João: O macho lá nunca mais deu as caras — olho pro meu amigo de relance, mas volto a prestar atenção nas escadas que estamos descendo.

Luara: Quem? — endireito a calça jeans que tá caindo desde que saí de casa.

É isso que o luto faz, emagrece.

João: O dito cujo que você ajudou semana passada — mexe no piercing da sobrancelha enquanto a testa brilha de suor por causa do sol escaldante do Rio de Janeiro — Quer que eu fale o vulgo em voz alta?

Luara: Se tá tudo normal aqui, é porque ele tá vivo — rio e dou de ombros.

João: Papo reto — ele olha pras duas esquinas do cruzamento antes da gente atravessar — Se esse homem vai de rainha Elizabeth junto com aqueles funcionários dele, isso aqui ia um inferno igual tava semana passada.

Luara: Tava um inferno e eu tava literalmente sentada no colo do capeta — subo a mão que segura a pasta de documentos até o peito.

João: Bixa — ele gargalha — É cada situação que tu se mete... Eu não ainda não tô crendo que tu deu de cara com esse homem.

Luara: Eu te juro que não faço nada, é karma de vidas passadas, João Pedro! — tento me defender, mas a risada só aumenta.
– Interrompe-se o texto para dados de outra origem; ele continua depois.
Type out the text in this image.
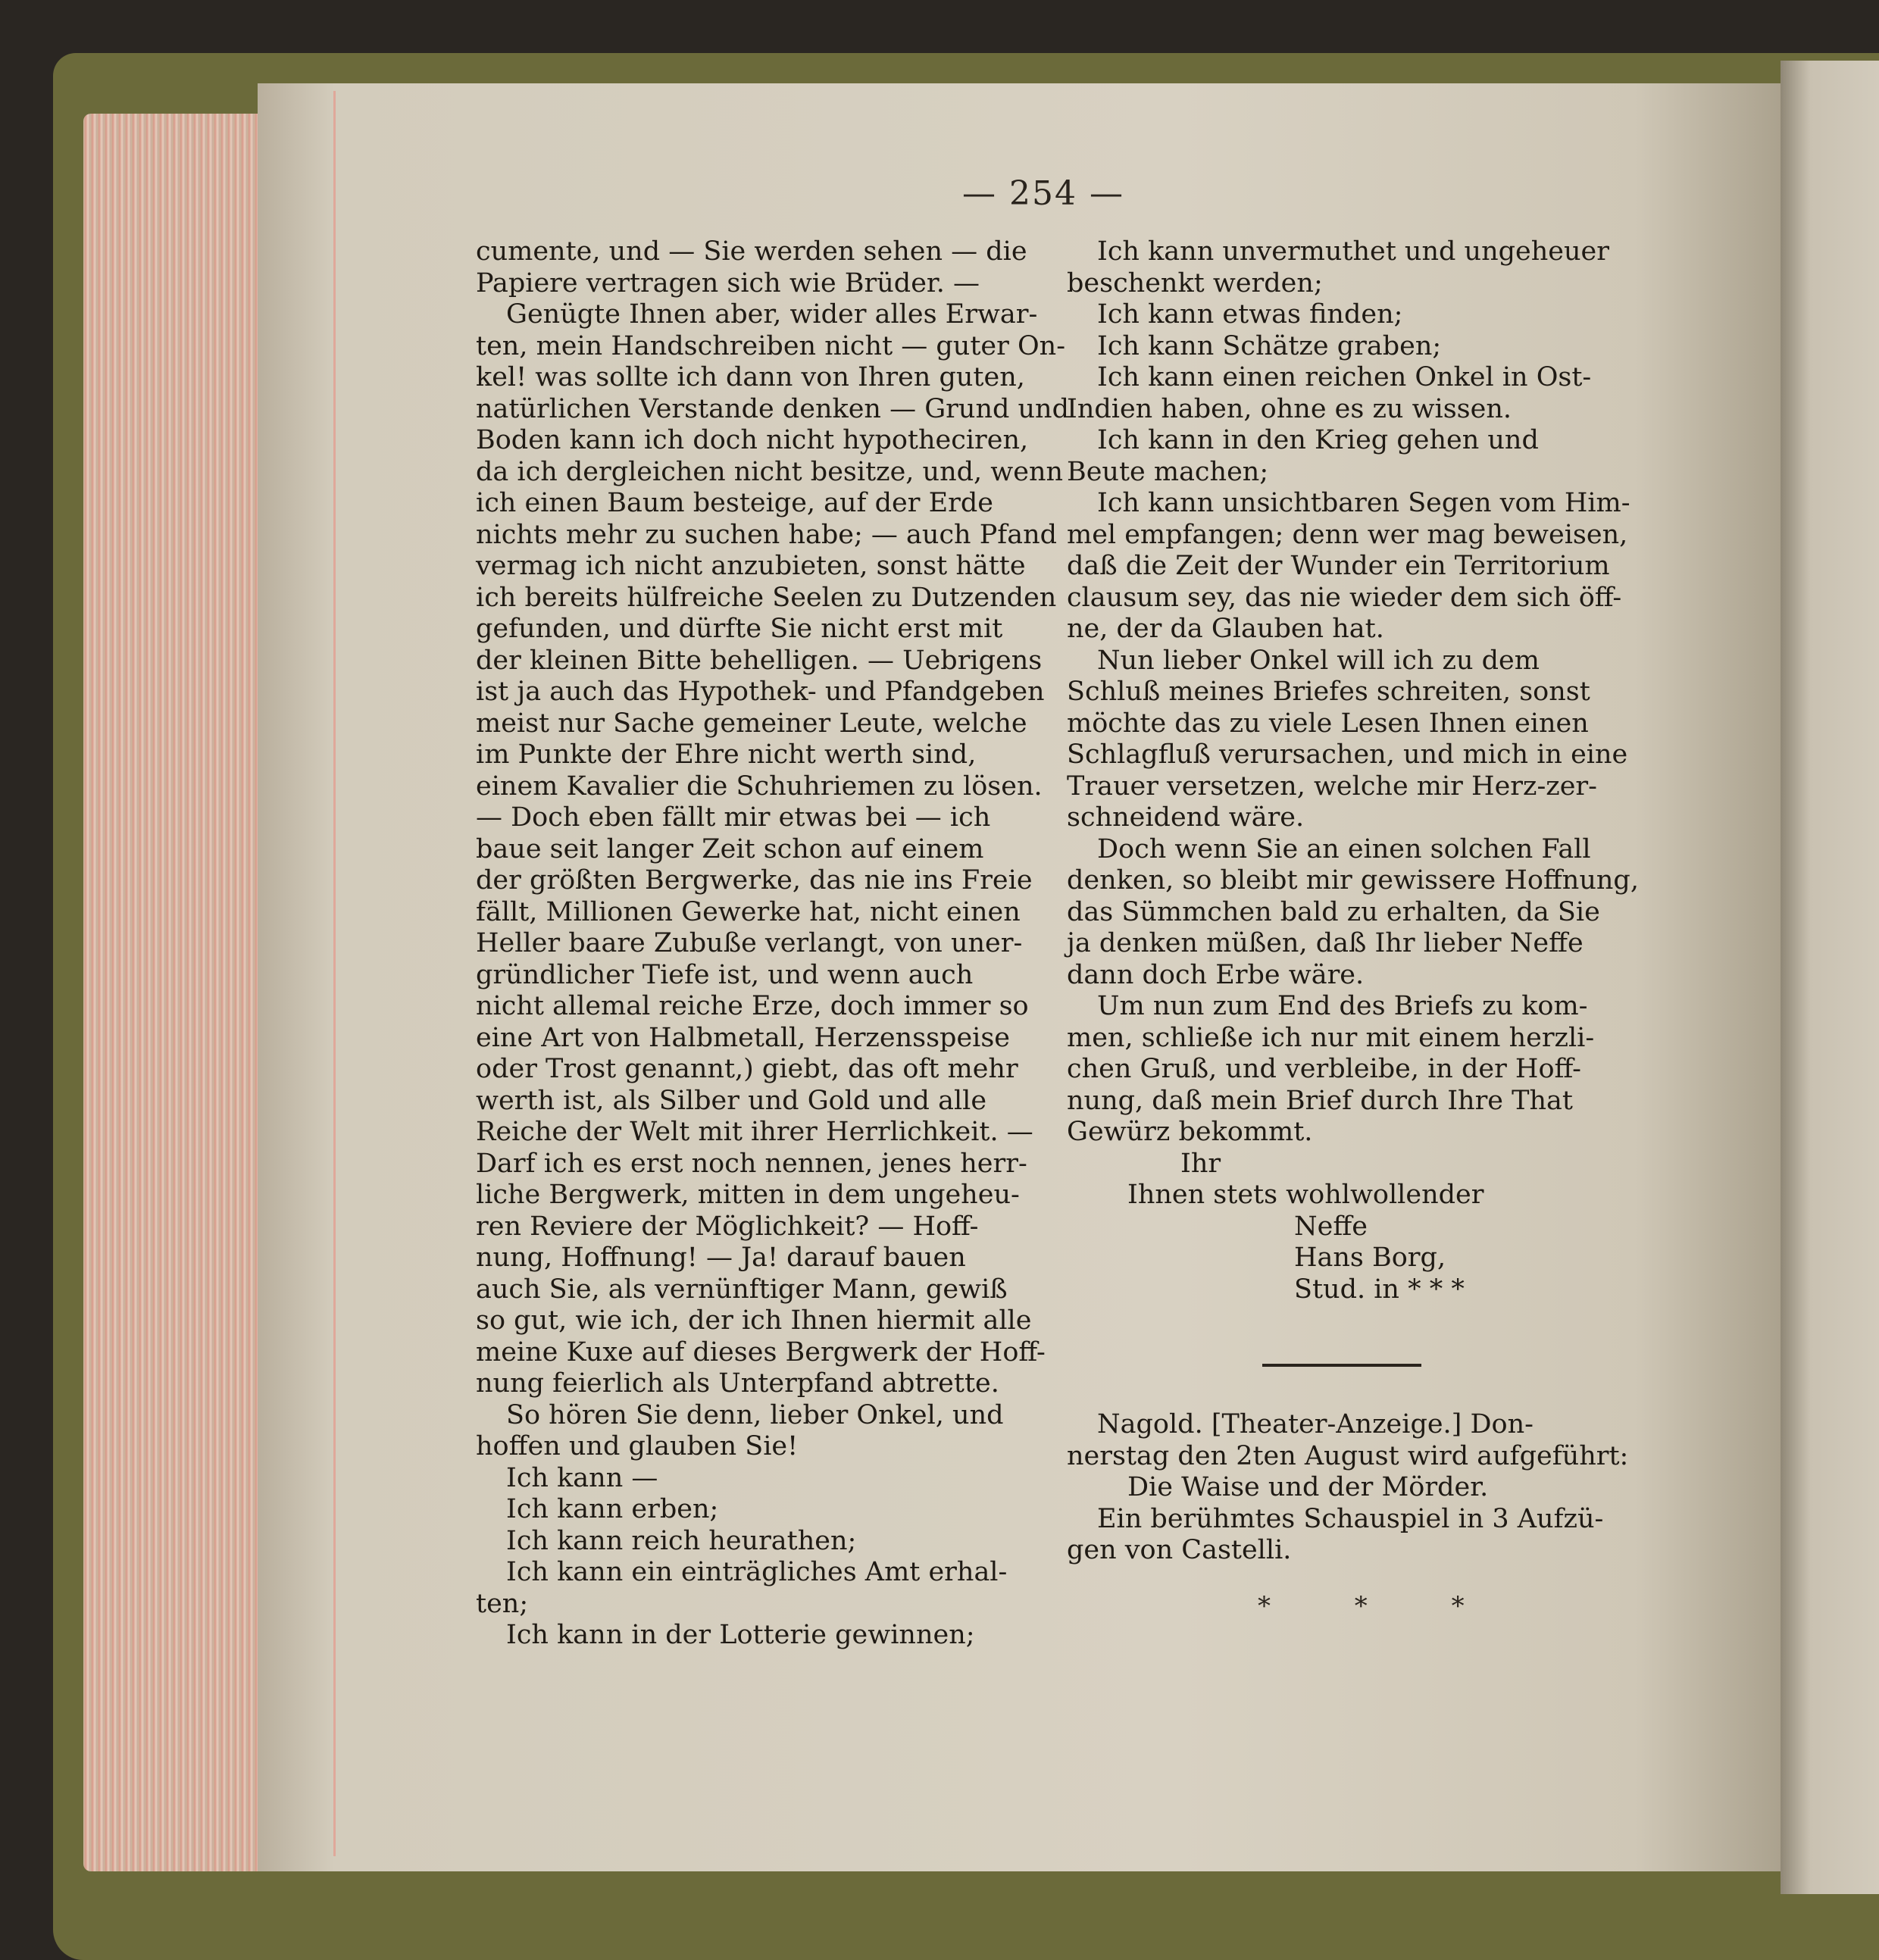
— 254 —
cumente, und — Sie werden sehen — die
Papiere vertragen sich wie Brüder. —
Genügte Ihnen aber, wider alles Erwar-
ten, mein Handschreiben nicht — guter On-
kel! was sollte ich dann von Ihren guten,
natürlichen Verstande denken — Grund und
Boden kann ich doch nicht hypotheciren,
da ich dergleichen nicht besitze, und, wenn
ich einen Baum besteige, auf der Erde
nichts mehr zu suchen habe; — auch Pfand
vermag ich nicht anzubieten, sonst hätte
ich bereits hülfreiche Seelen zu Dutzenden
gefunden, und dürfte Sie nicht erst mit
der kleinen Bitte behelligen. — Uebrigens
ist ja auch das Hypothek- und Pfandgeben
meist nur Sache gemeiner Leute, welche
im Punkte der Ehre nicht werth sind,
einem Kavalier die Schuhriemen zu lösen.
— Doch eben fällt mir etwas bei — ich
baue seit langer Zeit schon auf einem
der größten Bergwerke, das nie ins Freie
fällt, Millionen Gewerke hat, nicht einen
Heller baare Zubuße verlangt, von uner-
gründlicher Tiefe ist, und wenn auch
nicht allemal reiche Erze, doch immer so
eine Art von Halbmetall, Herzensspeise
oder Trost genannt,) giebt, das oft mehr
werth ist, als Silber und Gold und alle
Reiche der Welt mit ihrer Herrlichkeit. —
Darf ich es erst noch nennen, jenes herr-
liche Bergwerk, mitten in dem ungeheu-
ren Reviere der Möglichkeit? — Hoff-
nung, Hoffnung! — Ja! darauf bauen
auch Sie, als vernünftiger Mann, gewiß
so gut, wie ich, der ich Ihnen hiermit alle
meine Kuxe auf dieses Bergwerk der Hoff-
nung feierlich als Unterpfand abtrette.
So hören Sie denn, lieber Onkel, und
hoffen und glauben Sie!
Ich kann —
Ich kann erben;
Ich kann reich heurathen;
Ich kann ein einträgliches Amt erhal-
ten;
Ich kann in der Lotterie gewinnen;
Ich kann unvermuthet und ungeheuer
beschenkt werden;
Ich kann etwas finden;
Ich kann Schätze graben;
Ich kann einen reichen Onkel in Ost-
Indien haben, ohne es zu wissen.
Ich kann in den Krieg gehen und
Beute machen;
Ich kann unsichtbaren Segen vom Him-
mel empfangen; denn wer mag beweisen,
daß die Zeit der Wunder ein Territorium
clausum sey, das nie wieder dem sich öff-
ne, der da Glauben hat.
Nun lieber Onkel will ich zu dem
Schluß meines Briefes schreiten, sonst
möchte das zu viele Lesen Ihnen einen
Schlagfluß verursachen, und mich in eine
Trauer versetzen, welche mir Herz-zer-
schneidend wäre.
Doch wenn Sie an einen solchen Fall
denken, so bleibt mir gewissere Hoffnung,
das Sümmchen bald zu erhalten, da Sie
ja denken müßen, daß Ihr lieber Neffe
dann doch Erbe wäre.
Um nun zum End des Briefs zu kom-
men, schließe ich nur mit einem herzli-
chen Gruß, und verbleibe, in der Hoff-
nung, daß mein Brief durch Ihre That
Gewürz bekommt.
Ihr
Ihnen stets wohlwollender
Neffe
Hans Borg,
Stud. in * * *
Nagold. [Theater-Anzeige.] Don-
nerstag den 2ten August wird aufgeführt:
Die Waise und der Mörder.
Ein berühmtes Schauspiel in 3 Aufzü-
gen von Castelli.
* * *
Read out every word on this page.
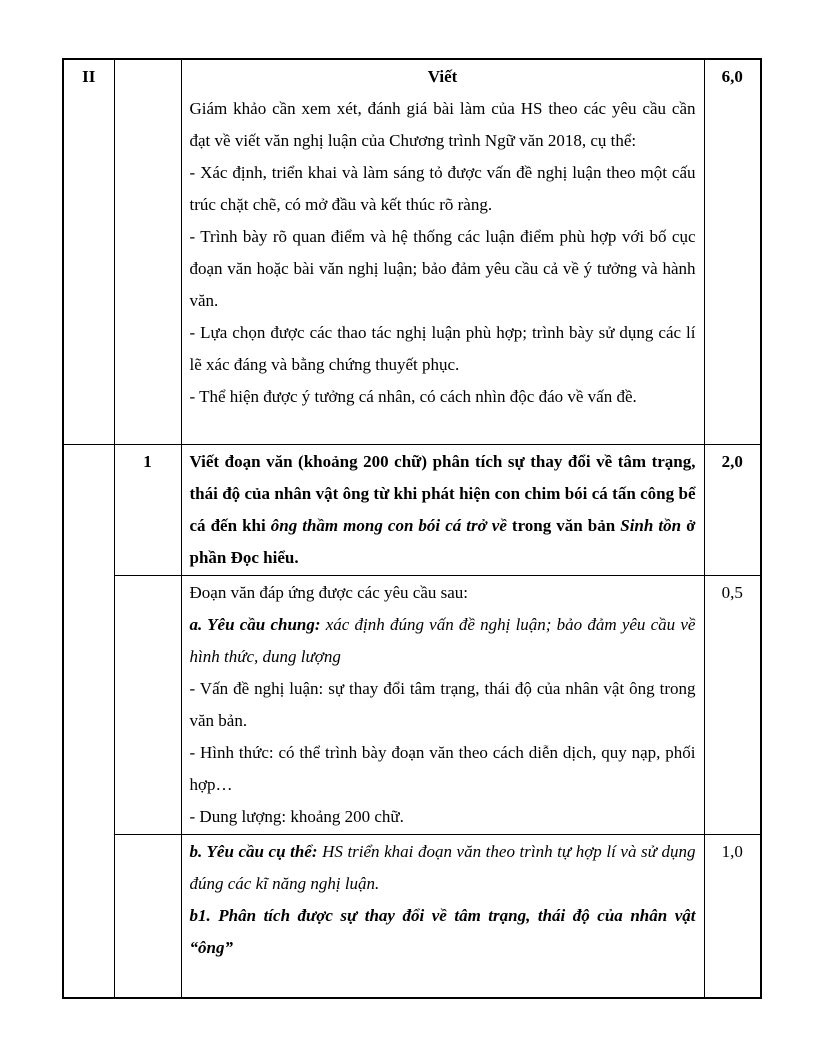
II		Viết

Giám khảo cần xem xét, đánh giá bài làm của HS theo các yêu cầu cần đạt về viết văn nghị luận của Chương trình Ngữ văn 2018, cụ thể:

- Xác định, triển khai và làm sáng tỏ được vấn đề nghị luận theo một cấu trúc chặt chẽ, có mở đầu và kết thúc rõ ràng.

- Trình bày rõ quan điểm và hệ thống các luận điểm phù hợp với bố cục đoạn văn hoặc bài văn nghị luận; bảo đảm yêu cầu cả về ý tưởng và hành văn.

- Lựa chọn được các thao tác nghị luận phù hợp; trình bày sử dụng các lí lẽ xác đáng và bằng chứng thuyết phục.

- Thể hiện được ý tưởng cá nhân, có cách nhìn độc đáo về vấn đề.

	6,0
	1	Viết đoạn văn (khoảng 200 chữ) phân tích sự thay đổi về tâm trạng, thái độ của nhân vật ông từ khi phát hiện con chim bói cá tấn công bể cá đến khi ông thầm mong con bói cá trở về trong văn bản Sinh tồn ở phần Đọc hiểu.	2,0

		Đoạn văn đáp ứng được các yêu cầu sau:

a. Yêu cầu chung: xác định đúng vấn đề nghị luận; bảo đảm yêu cầu về hình thức, dung lượng

- Vấn đề nghị luận: sự thay đổi tâm trạng, thái độ của nhân vật ông trong văn bản.

- Hình thức: có thể trình bày đoạn văn theo cách diễn dịch, quy nạp, phối hợp…

- Dung lượng: khoảng 200 chữ.	0,5

		b. Yêu cầu cụ thể: HS triển khai đoạn văn theo trình tự hợp lí và sử dụng đúng các kĩ năng nghị luận.

b1. Phân tích được sự thay đổi về tâm trạng, thái độ của nhân vật “ông”	1,0
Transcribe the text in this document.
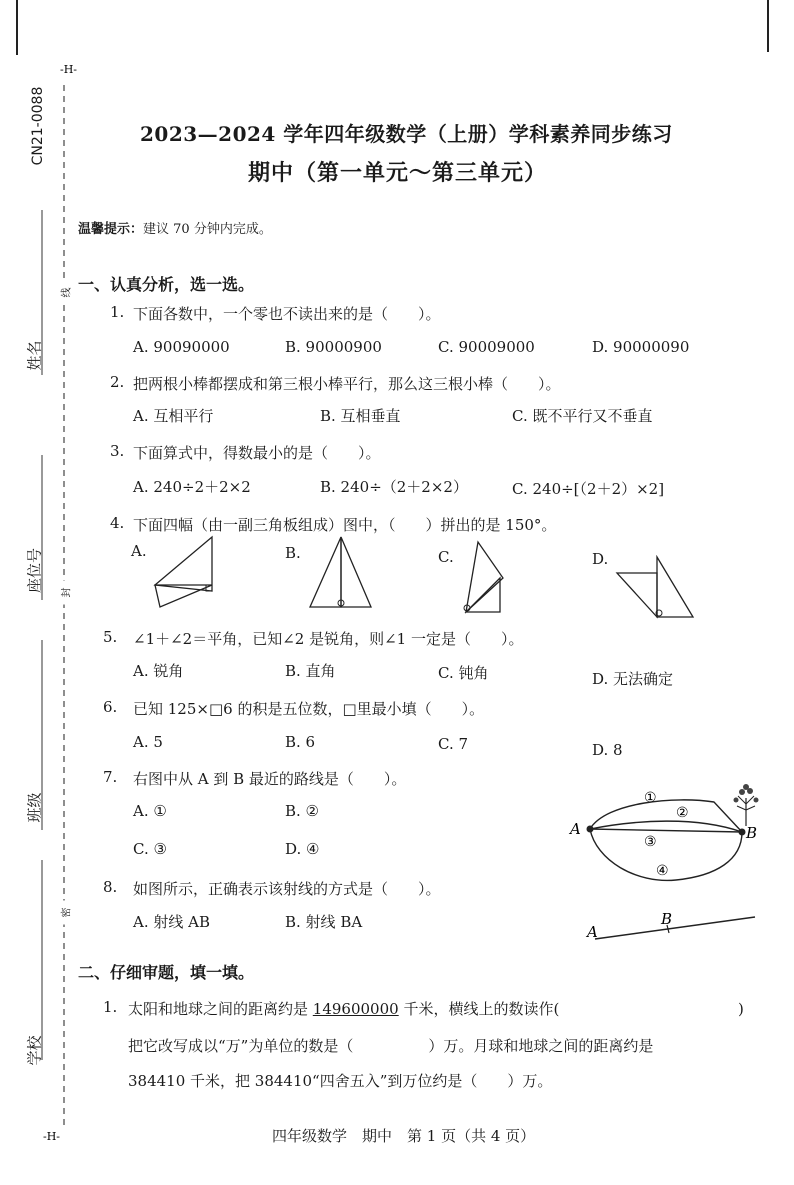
-H-
-H-
CN21-0088
姓名
座位号
班级
学校
线
封
密
2023—2024 学年四年级数学（上册）学科素养同步练习
期中（第一单元～第三单元）
温馨提示：建议 70 分钟内完成。
一、认真分析，选一选。
1. 下面各数中，一个零也不读出来的是（　　）。
A. 90090000	B. 90000900	C. 90009000	D. 90000090
2. 把两根小棒都摆成和第三根小棒平行，那么这三根小棒（　　）。
A. 互相平行	B. 互相垂直	C. 既不平行又不垂直
3. 下面算式中，得数最小的是（　　）。
A. 240÷2＋2×2	B. 240÷（2＋2×2）	C. 240÷[（2＋2）×2]
4. 下面四幅（由一副三角板组成）图中，（　　）拼出的是 150°。
A.	B.	C.	D.
5. ∠1＋∠2＝平角，已知∠2 是锐角，则∠1 一定是（　　）。
A. 锐角	B. 直角	C. 钝角	D. 无法确定
6. 已知 125×□6 的积是五位数，□里最小填（　　）。
A. 5	B. 6	C. 7	D. 8
7. 右图中从 A 到 B 最近的路线是（　　）。
A. ①	B. ②
C. ③	D. ④
A	B
①
②
③
④
8. 如图所示，正确表示该射线的方式是（　　）。
A. 射线 AB	B. 射线 BA
A
B
二、仔细审题，填一填。
1. 太阳和地球之间的距离约是 149600000 千米，横线上的数读作(	)
把它改写成以“万”为单位的数是（　　　　　）万。月球和地球之间的距离约是
384410 千米，把 384410“四舍五入”到万位约是（　　）万。
四年级数学　期中　第 1 页（共 4 页）
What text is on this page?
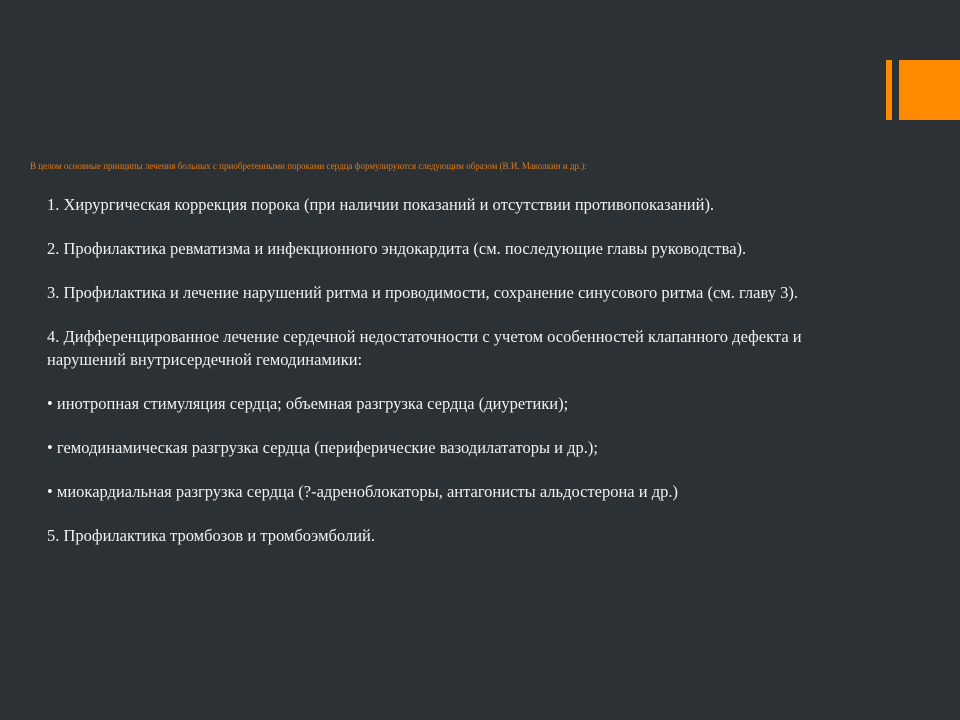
В целом основные принципы лечения больных с приобретенными пороками сердца формулируются следующим образом (В.И. Маколкин и др.):

1. Хирургическая коррекция порока (при наличии показаний и отсутствии противопоказаний).

2. Профилактика ревматизма и инфекционного эндокардита (см. последующие главы руководства).

3. Профилактика и лечение нарушений ритма и проводимости, сохранение синусового ритма (см. главу 3).

4. Дифференцированное лечение сердечной недостаточности с учетом особенностей клапанного дефекта и нарушений внутрисердечной гемодинамики:

• инотропная стимуляция сердца; объемная разгрузка сердца (диуретики);

• гемодинамическая разгрузка сердца (периферические вазодилататоры и др.);

• миокардиальная разгрузка сердца (?-адреноблокаторы, антагонисты альдостерона и др.)

5. Профилактика тромбозов и тромбоэмболий.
João: Tu sai no meio de uma guerra na favela, um tiroteio do caralho, e quer receber o que? Um Iphone 15? Te orienta, Luara — diz sério e me olha, falando baixo — Falaram que pegaram dois envolvidos na confusão...

Luara: E fizeram o quê?

João: Arracaram a cabeça dos dois — arregalo o olho olhando pra ele.

Nós dois entramos numa das ruas principais do complexo e encontramos um barzinho de esquina. João Pedro me falou que esse é o bar onde a maioria dos traficantes ficam e que a dona daqui tá sempre procurando alguém pra ajudar.

É óbvio que depois de eu não ter ido aquele dia pra loja, o gerente não quis me ver mais lá nem pintada de ouro... Então agora eu tô na minha saga de arrumar um trabalho pra me sustentar e futuramente me matricular num curso.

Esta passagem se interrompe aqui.